With event-based systems, each event triggers a state/event table lookup and dispatches a process. There can be only one state/event table for any given real-time system that’s being managed by the software, but any number of processes could use the table (with proper locking) and the state/event intersection’s process could be any instance of that process, if the process is designed to get all its data from the table and the data model that contains it. Further, only a little process needs to be run, something that would likely take little time.

Event-based systems can process transactions as events, with the state/event tables providing the context. In fact, cloud computing in serverless form does this, and many of the social-media applications we run regularly use event-driven software to support what looks to us like transactional behavior.

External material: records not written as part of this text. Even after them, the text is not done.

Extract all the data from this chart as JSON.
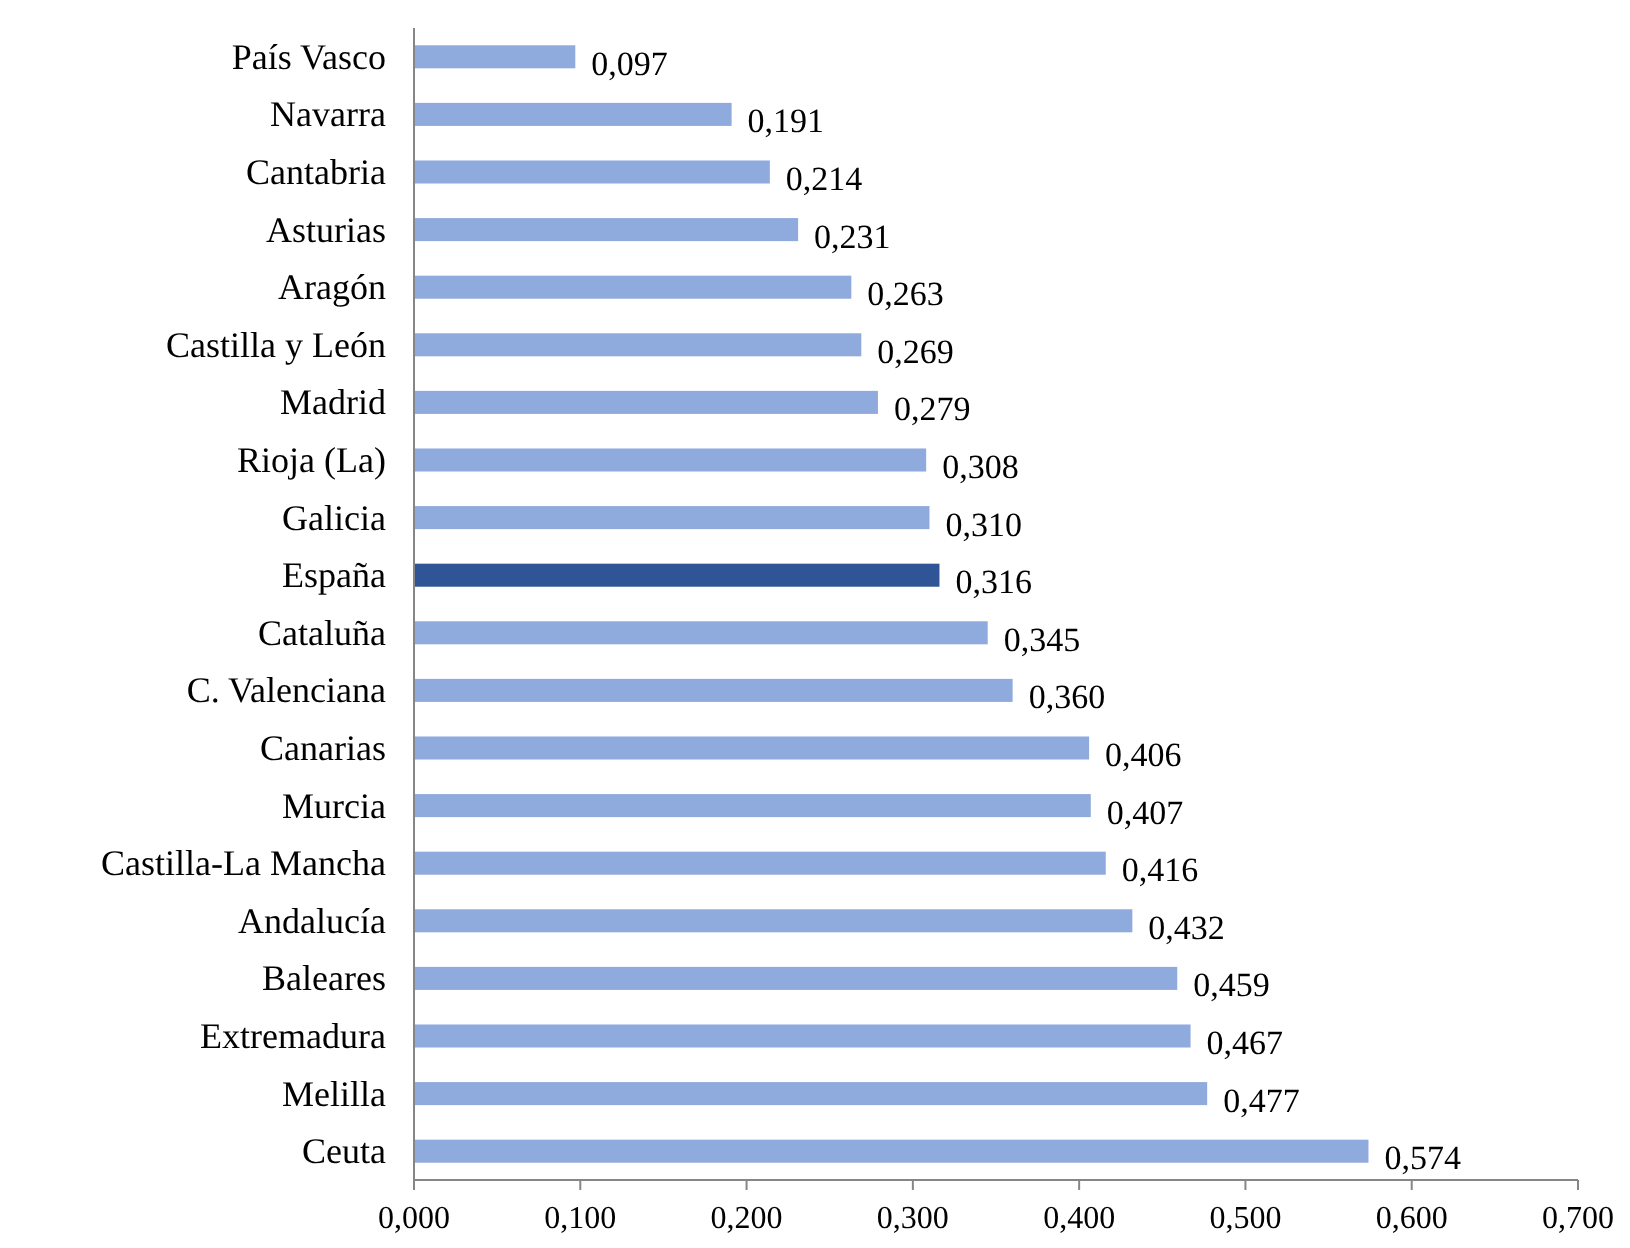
{
  "chart_data": {
    "type": "bar",
    "orientation": "horizontal",
    "categories": [
      "País Vasco",
      "Navarra",
      "Cantabria",
      "Asturias",
      "Aragón",
      "Castilla y León",
      "Madrid",
      "Rioja (La)",
      "Galicia",
      "España",
      "Cataluña",
      "C. Valenciana",
      "Canarias",
      "Murcia",
      "Castilla-La Mancha",
      "Andalucía",
      "Baleares",
      "Extremadura",
      "Melilla",
      "Ceuta"
    ],
    "values": [
      0.097,
      0.191,
      0.214,
      0.231,
      0.263,
      0.269,
      0.279,
      0.308,
      0.31,
      0.316,
      0.345,
      0.36,
      0.406,
      0.407,
      0.416,
      0.432,
      0.459,
      0.467,
      0.477,
      0.574
    ],
    "value_labels": [
      "0,097",
      "0,191",
      "0,214",
      "0,231",
      "0,263",
      "0,269",
      "0,279",
      "0,308",
      "0,310",
      "0,316",
      "0,345",
      "0,360",
      "0,406",
      "0,407",
      "0,416",
      "0,432",
      "0,459",
      "0,467",
      "0,477",
      "0,574"
    ],
    "colors": [
      "#8faadc",
      "#8faadc",
      "#8faadc",
      "#8faadc",
      "#8faadc",
      "#8faadc",
      "#8faadc",
      "#8faadc",
      "#8faadc",
      "#2f5597",
      "#8faadc",
      "#8faadc",
      "#8faadc",
      "#8faadc",
      "#8faadc",
      "#8faadc",
      "#8faadc",
      "#8faadc",
      "#8faadc",
      "#8faadc"
    ],
    "xlim": [
      0,
      0.7
    ],
    "xticks": [
      {
        "value": 0,
        "label": "0,000"
      },
      {
        "value": 0.1,
        "label": "0,100"
      },
      {
        "value": 0.2,
        "label": "0,200"
      },
      {
        "value": 0.3,
        "label": "0,300"
      },
      {
        "value": 0.4,
        "label": "0,400"
      },
      {
        "value": 0.5,
        "label": "0,500"
      },
      {
        "value": 0.6,
        "label": "0,600"
      },
      {
        "value": 0.7,
        "label": "0,700"
      }
    ],
    "grid": false
  }
}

So event-driven software can behave transactionally, but it’s extremely difficult to get transactional software to behave in event-based applications.

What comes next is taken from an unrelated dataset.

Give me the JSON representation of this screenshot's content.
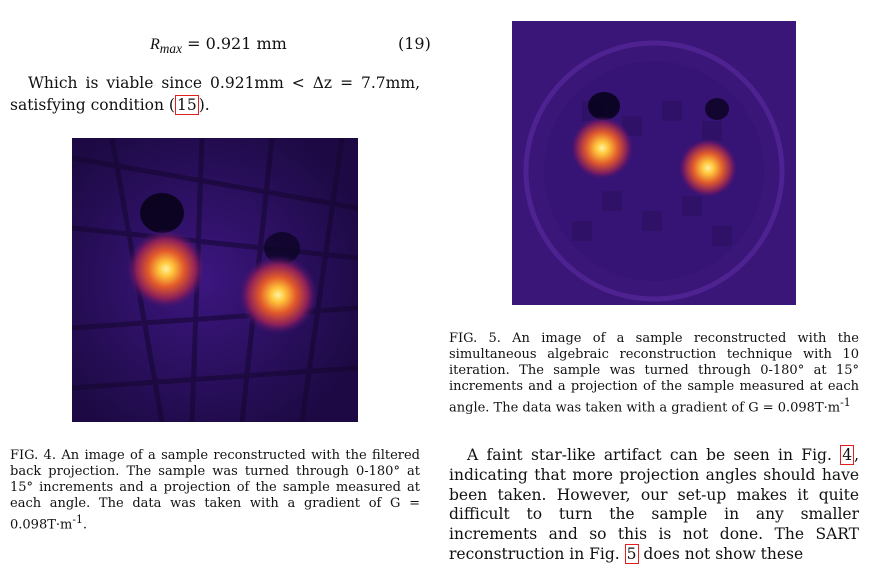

The notion that 5G and O-RAN hosting is an on-ramp for edge computing deployment makes this transaction-versus-event issue critical. Whatever edge applications may be, the reason they’re typically classified as “edge” versus “cloud” applications is latency, which at least strongly implies that the applications have a time-critical link to the real world. The real world is event-driven, and that’s a simple truth. Edge computing has to be, too.

To circle all this back to 5G and O-RAN and network lifecycle operations in general, almost everything that needs to be done in these areas is naturally a state/event activity. Every protocol is that, and the great majority of protocol handlers are implemented that way. Every interface point defined in 5G or O-RAN should be viewed as protocol handlers, and thus as event-driven applications. That’s apparently a problem for operators, because all their initiatives on virtualization and management have gone the other way.

NFV and ONAP are both designed as transactional systems and not as event-driven systems. That means that they’re not readily adapted to the kind of elastic adapting to workloads or faults that characterize cloud-native design. The question is whether vendors, who aren’t shy about making their own cloud-native claims, are going do slog down that same path. That’s a particular risk for 5G because the 5G specs tend to call out NFV implementation, which literally interpreted would take the software in a sub-optimal direction.

Both Red Hat and VMware have made recent O-RAN announcements, and both retain an NFV flavor in their story. That may be inevitable given the direction the 5G/O-RAN specs have taken, but you can support NFV while allowing alternative models. That may be critical, because while we can base 5G (imperfectly) on NFV, we can’t easily evolve NFV-and-ONAP-flavored practices to generalized edge computing applications. If one of 5G’s critical missions is to facilitate a transformation to edge computing, then we might expect one of these cloud-software giants to figure that out, and frame a realistic software model that better exploits the cloud. Whatever the edge is in technical terms, it’s functionally an extension of the cloud and not the network, and it’s got to work that way.

A 5G O-RAN model has to be, first and foremost, a cloud computing model, or we risk developing “edge resources” that aren’t applicable to future edge applications. It’s ironic that operators and network vendors, who should have more experience with event-driven applications, seem to be having the most problem with edge-think these days. They’re going to have to get over it if they want to continue to fend off the cloud-software competition.